Question

If \( \alpha, \beta \) are the roots of \( x^2 - x - 1 = 0 \), and \( A_n = \alpha^n + \beta^n \), then Arithmetic mean of \( A_{n-1} \) and \( A_n \) is

• A. \( 2A_{n-1} \) (Typo in option)
• B. \( \frac{A_{n+1}}{2} \)
• C. \( 2A_{n-2} \) (Typo in option)
• D. None of the above

Hint:

When given a recurrence relation defined by the roots of a quadratic equation \( ax^2+bx+c=0 \), you can find a linear recurrence relation for \( A_n = \alpha^n + \beta^n \). Multiply the quadratic by \( x^{n-2} \) to get \( ax^n + bx^{n-1} + cx^{n-2} = 0 \). Since both roots satisfy this, so does their sum, giving the recurrence \( aA_n + bA_{n-1} + cA_{n-2} = 0 \). Here, \( x^2-x-1=0 \) gives \( A_{n} - A_{n-1} - A_{n-2} = 0 \), or \( A_n = A_{n-1}+A_{n-2} \).

Answer 1

The Correct Option is B

Since \( \alpha \) and \( \beta \) are the roots of the equation \( x^2 - x - 1 = 0 \), they satisfy the equation: \[ \alpha^2 - \alpha - 1 = 0 \implies \alpha^2 = \alpha + 1 \] \[ \beta^2 - \beta - 1 = 0 \implies \beta^2 = \beta + 1 \] We are given \( A_n = \alpha^n + \beta^n \).

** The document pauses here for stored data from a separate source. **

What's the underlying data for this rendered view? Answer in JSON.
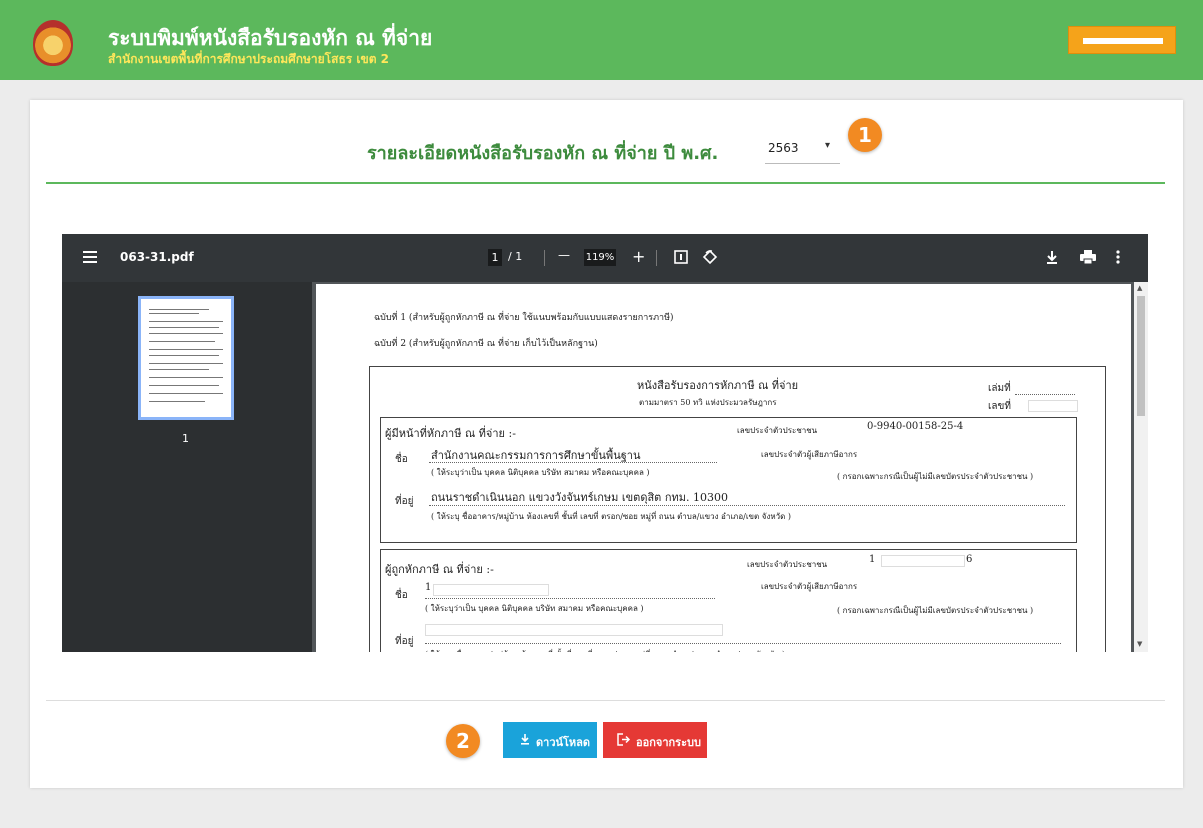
{
  "header": {
    "title": "ระบบพิมพ์หนังสือรับรองหัก ณ ที่จ่าย",
    "subtitle": "สำนักงานเขตพื้นที่การศึกษาประถมศึกษายโสธร เขต 2",
    "user_button_icon": "redacted-name-bar"
  },
  "main": {
    "heading": "รายละเอียดหนังสือรับรองหัก ณ ที่จ่าย ปี พ.ศ.",
    "year_value": "2563",
    "year_caret": "▾",
    "marker_1": "1",
    "marker_2": "2"
  },
  "viewer": {
    "file_name": "063-31.pdf",
    "page_current": "1",
    "page_total": "/ 1",
    "zoom_minus": "—",
    "zoom": "119%",
    "zoom_plus": "+",
    "thumb_page": "1",
    "icons": [
      "menu-icon",
      "fit-page-icon",
      "rotate-icon",
      "download-icon",
      "print-icon",
      "more-icon"
    ]
  },
  "document": {
    "copy1": "ฉบับที่ 1 (สำหรับผู้ถูกหักภาษี ณ ที่จ่าย ใช้แนบพร้อมกับแบบแสดงรายการภาษี)",
    "copy2": "ฉบับที่ 2 (สำหรับผู้ถูกหักภาษี ณ ที่จ่าย เก็บไว้เป็นหลักฐาน)",
    "title": "หนังสือรับรองการหักภาษี ณ ที่จ่าย",
    "law": "ตามมาตรา 50 ทวิ แห่งประมวลรัษฎากร",
    "book_no": "เล่มที่",
    "no": "เลขที่",
    "payer_header": "ผู้มีหน้าที่หักภาษี ณ ที่จ่าย :-",
    "id_label": "เลขประจำตัวประชาชน",
    "payer_id": "0-9940-00158-25-4",
    "name_label": "ชื่อ",
    "payer_name": "สำนักงานคณะกรรมการการศึกษาขั้นพื้นฐาน",
    "tax_id_label": "เลขประจำตัวผู้เสียภาษีอากร",
    "name_hint": "( ให้ระบุว่าเป็น บุคคล นิติบุคคล บริษัท สมาคม หรือคณะบุคคล )",
    "tax_hint": "( กรอกเฉพาะกรณีเป็นผู้ไม่มีเลขบัตรประจำตัวประชาชน )",
    "addr_label": "ที่อยู่",
    "payer_addr": "ถนนราชดำเนินนอก แขวงวังจันทร์เกษม เขตดุสิต กทม. 10300",
    "addr_hint": "( ให้ระบุ ชื่ออาคาร/หมู่บ้าน ห้องเลขที่ ชั้นที่ เลขที่ ตรอก/ซอย หมู่ที่ ถนน ตำบล/แขวง อำเภอ/เขต จังหวัด )",
    "payee_header": "ผู้ถูกหักภาษี ณ ที่จ่าย :-",
    "payee_id_start": "1",
    "payee_id_end": "6",
    "payee_name_start": "1"
  },
  "buttons": {
    "download": "ดาวน์โหลด",
    "logout": "ออกจากระบบ"
  },
  "colors": {
    "header": "#5cb85c",
    "accent": "#f28a22",
    "download": "#1aa3da",
    "logout": "#e53935"
  }
}
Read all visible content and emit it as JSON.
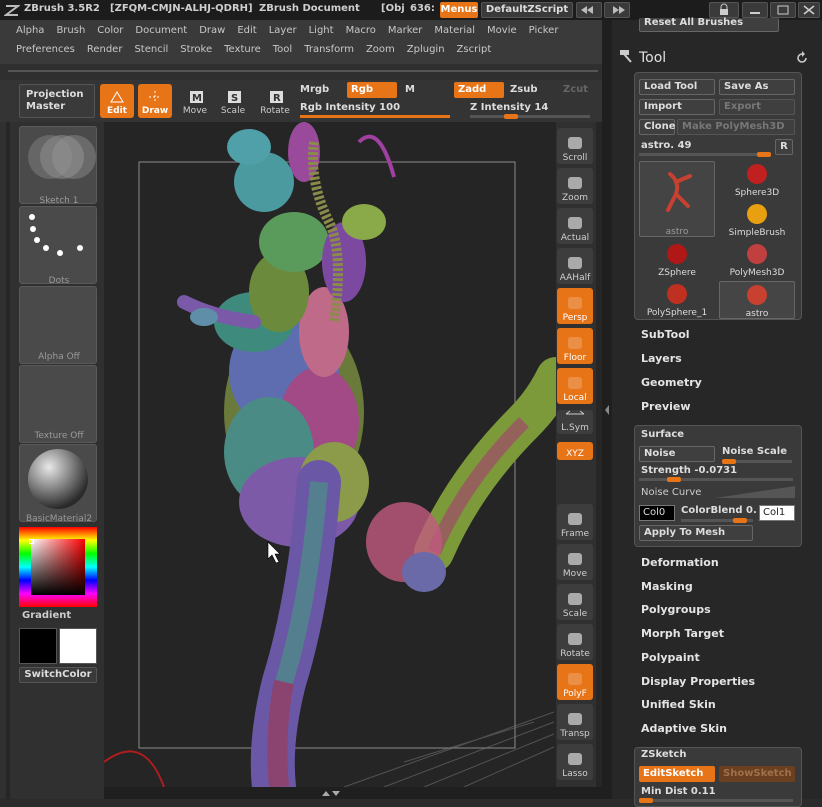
{
  "title_bar": {
    "app": "ZBrush 3.5R2",
    "key": "[ZFQM-CMJN-ALHJ-QDRH]",
    "doc": "ZBrush Document",
    "obj": "[Obj",
    "obj_count": "636:",
    "menus": "Menus",
    "zscript": "DefaultZScript"
  },
  "menu_row1": [
    "Alpha",
    "Brush",
    "Color",
    "Document",
    "Draw",
    "Edit",
    "Layer",
    "Light",
    "Macro",
    "Marker",
    "Material",
    "Movie",
    "Picker"
  ],
  "menu_row2": [
    "Preferences",
    "Render",
    "Stencil",
    "Stroke",
    "Texture",
    "Tool",
    "Transform",
    "Zoom",
    "Zplugin",
    "Zscript"
  ],
  "toolbar": {
    "projection": "Projection Master",
    "edit": "Edit",
    "draw": "Draw",
    "move": "Move",
    "scale": "Scale",
    "rotate": "Rotate",
    "mrgb": "Mrgb",
    "rgb": "Rgb",
    "m": "M",
    "zadd": "Zadd",
    "zsub": "Zsub",
    "zcut": "Zcut",
    "rgb_intensity": "Rgb Intensity 100",
    "z_intensity": "Z Intensity 14",
    "rgb_intensity_level": 1.0,
    "z_intensity_level": 0.14
  },
  "left_shelf": {
    "brush": "Sketch 1",
    "stroke": "Dots",
    "alpha": "Alpha Off",
    "texture": "Texture Off",
    "material": "BasicMaterial2",
    "gradient": "Gradient",
    "switch": "SwitchColor"
  },
  "right_shelf": [
    "Scroll",
    "Zoom",
    "Actual",
    "AAHalf",
    "Persp",
    "Floor",
    "Local",
    "L.Sym",
    "XYZ",
    "Frame",
    "Move",
    "Scale",
    "Rotate",
    "PolyF",
    "Transp",
    "Lasso"
  ],
  "panel": {
    "reset": "Reset All Brushes",
    "tool_title": "Tool",
    "load": "Load Tool",
    "save": "Save As",
    "import": "Import",
    "export": "Export",
    "clone": "Clone",
    "make_poly": "Make PolyMesh3D",
    "tool_name": "astro. 49",
    "r": "R",
    "tools": [
      {
        "label": "astro"
      },
      {
        "label": "Sphere3D"
      },
      {
        "label": "SimpleBrush"
      },
      {
        "label": "ZSphere"
      },
      {
        "label": "PolyMesh3D"
      },
      {
        "label": "PolySphere_1"
      },
      {
        "label": "astro"
      }
    ],
    "sections_top": [
      "SubTool",
      "Layers",
      "Geometry",
      "Preview"
    ],
    "surface": {
      "title": "Surface",
      "noise": "Noise",
      "noise_scale": "Noise Scale",
      "strength": "Strength -0.0731",
      "noise_curve": "Noise Curve",
      "col0": "Col0",
      "colorblend": "ColorBlend 0.",
      "col1": "Col1",
      "apply": "Apply To Mesh"
    },
    "sections_bottom": [
      "Deformation",
      "Masking",
      "Polygroups",
      "Morph Target",
      "Polypaint",
      "Display Properties",
      "Unified Skin",
      "Adaptive Skin"
    ],
    "zsketch": {
      "title": "ZSketch",
      "edit": "EditSketch",
      "show": "ShowSketch",
      "min_dist": "Min Dist 0.11"
    }
  },
  "colors": {
    "accent": "#e87418",
    "panel": "#272727",
    "shelf": "#303030"
  }
}
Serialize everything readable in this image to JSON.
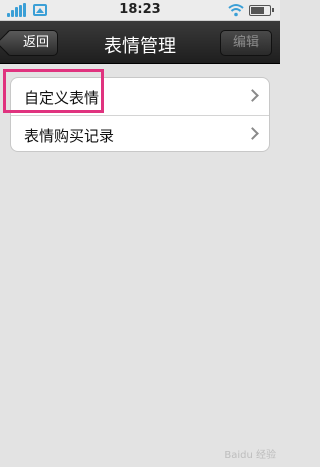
{
  "status_bar": {
    "time": "18:23",
    "icons": [
      "signal-icon",
      "image-icon",
      "wifi-icon",
      "battery-icon"
    ],
    "accent_color": "#3b9fd6"
  },
  "nav": {
    "back_label": "返回",
    "title": "表情管理",
    "edit_label": "编辑"
  },
  "list": {
    "items": [
      {
        "label": "自定义表情",
        "icon": "chevron-right-icon"
      },
      {
        "label": "表情购买记录",
        "icon": "chevron-right-icon"
      }
    ]
  },
  "annotation": {
    "highlight_color": "#e0337f"
  },
  "watermark": {
    "text": "Baidu 经验"
  }
}
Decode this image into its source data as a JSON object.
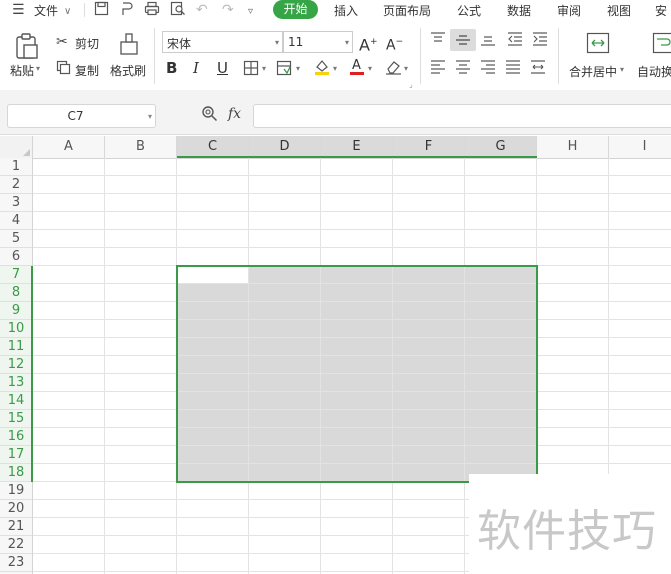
{
  "menubar": {
    "file_label": "文件",
    "tabs": [
      {
        "label": "开始",
        "active": true
      },
      {
        "label": "插入",
        "active": false
      },
      {
        "label": "页面布局",
        "active": false
      },
      {
        "label": "公式",
        "active": false
      },
      {
        "label": "数据",
        "active": false
      },
      {
        "label": "审阅",
        "active": false
      },
      {
        "label": "视图",
        "active": false
      },
      {
        "label": "安",
        "active": false
      }
    ]
  },
  "ribbon": {
    "paste_label": "粘贴",
    "cut_label": "剪切",
    "copy_label": "复制",
    "format_painter_label": "格式刷",
    "font_name": "宋体",
    "font_size": "11",
    "merge_center_label": "合并居中",
    "autowrap_label": "自动换"
  },
  "formula_bar": {
    "name_box": "C7",
    "fx": "fx",
    "formula": ""
  },
  "sheet": {
    "columns": [
      "A",
      "B",
      "C",
      "D",
      "E",
      "F",
      "G",
      "H",
      "I"
    ],
    "selected_columns": [
      "C",
      "D",
      "E",
      "F",
      "G"
    ],
    "rows": [
      "1",
      "2",
      "3",
      "4",
      "5",
      "6",
      "7",
      "8",
      "9",
      "10",
      "11",
      "12",
      "13",
      "14",
      "15",
      "16",
      "17",
      "18",
      "19",
      "20",
      "21",
      "22",
      "23"
    ],
    "selected_rows": [
      "7",
      "8",
      "9",
      "10",
      "11",
      "12",
      "13",
      "14",
      "15",
      "16",
      "17",
      "18"
    ],
    "selection": "C7:G18",
    "active_cell": "C7"
  },
  "watermark": "软件技巧",
  "colors": {
    "accent": "#35a546",
    "selection_border": "#3a9a48",
    "selection_fill": "#d9d9d9"
  }
}
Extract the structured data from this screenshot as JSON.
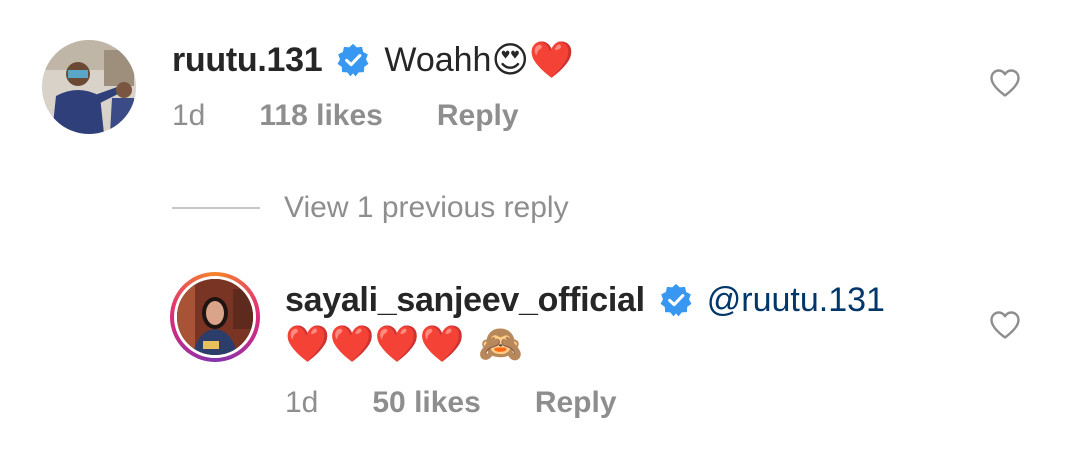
{
  "comments": [
    {
      "username": "ruutu.131",
      "text": "Woahh",
      "emojis": "😍❤️",
      "time": "1d",
      "likes": "118 likes",
      "reply_label": "Reply"
    },
    {
      "username": "sayali_sanjeev_official",
      "mention": "@ruutu.131",
      "emojis_hearts": "❤️❤️❤️❤️",
      "emoji_monkey": "🙈",
      "time": "1d",
      "likes": "50 likes",
      "reply_label": "Reply"
    }
  ],
  "view_replies": {
    "label": "View 1 previous reply"
  },
  "colors": {
    "text": "#262626",
    "secondary": "#8e8e8e",
    "verified": "#3897f0",
    "mention": "#00376b",
    "divider": "#c7c7c7"
  },
  "icons": {
    "verified": "verified-badge-icon",
    "like": "heart-outline-icon"
  }
}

We need to find the arithmetic mean of \( A_{n-1} \) and \( A_n \), which is \( \frac{A_{n-1} + A_n}{2} \). Let's first find a recurrence relation for \( A_n \). Consider \( A_{n+1} \): \[ A_{n+1} = \alpha^{n+1} + \beta^{n+1} \] \[ = \alpha^{n-1} \cdot \alpha^2 + \beta^{n-1} \cdot \beta^2 \] Substitute \( \alpha^2 = \alpha + 1 \) and \( \beta^2 = \beta + 1 \): \[ A_{n+1} = \alpha^{n-1}(\alpha + 1) + \beta^{n-1}(\beta + 1) \] \[ = (\alpha^n + \alpha^{n-1}) + (\beta^n + \beta^{n-1}) \] \[ = (\alpha^n + \beta^n) + (\alpha^{n-1} + \beta^{n-1}) \] \[ A_{n+1} = A_n + A_{n-1} \] This is the recurrence relation for the sequence (which is related to Lucas numbers). The question asks for the arithmetic mean of \( A_{n-1} \) and \( A_n \), which is \( \frac{A_{n-1} + A_n}{2} \). Using our recurrence relation, we see that \( A_{n-1} + A_n = A_{n+1} \). Therefore, the arithmetic mean is \( \frac{A_{n+1}}{2} \).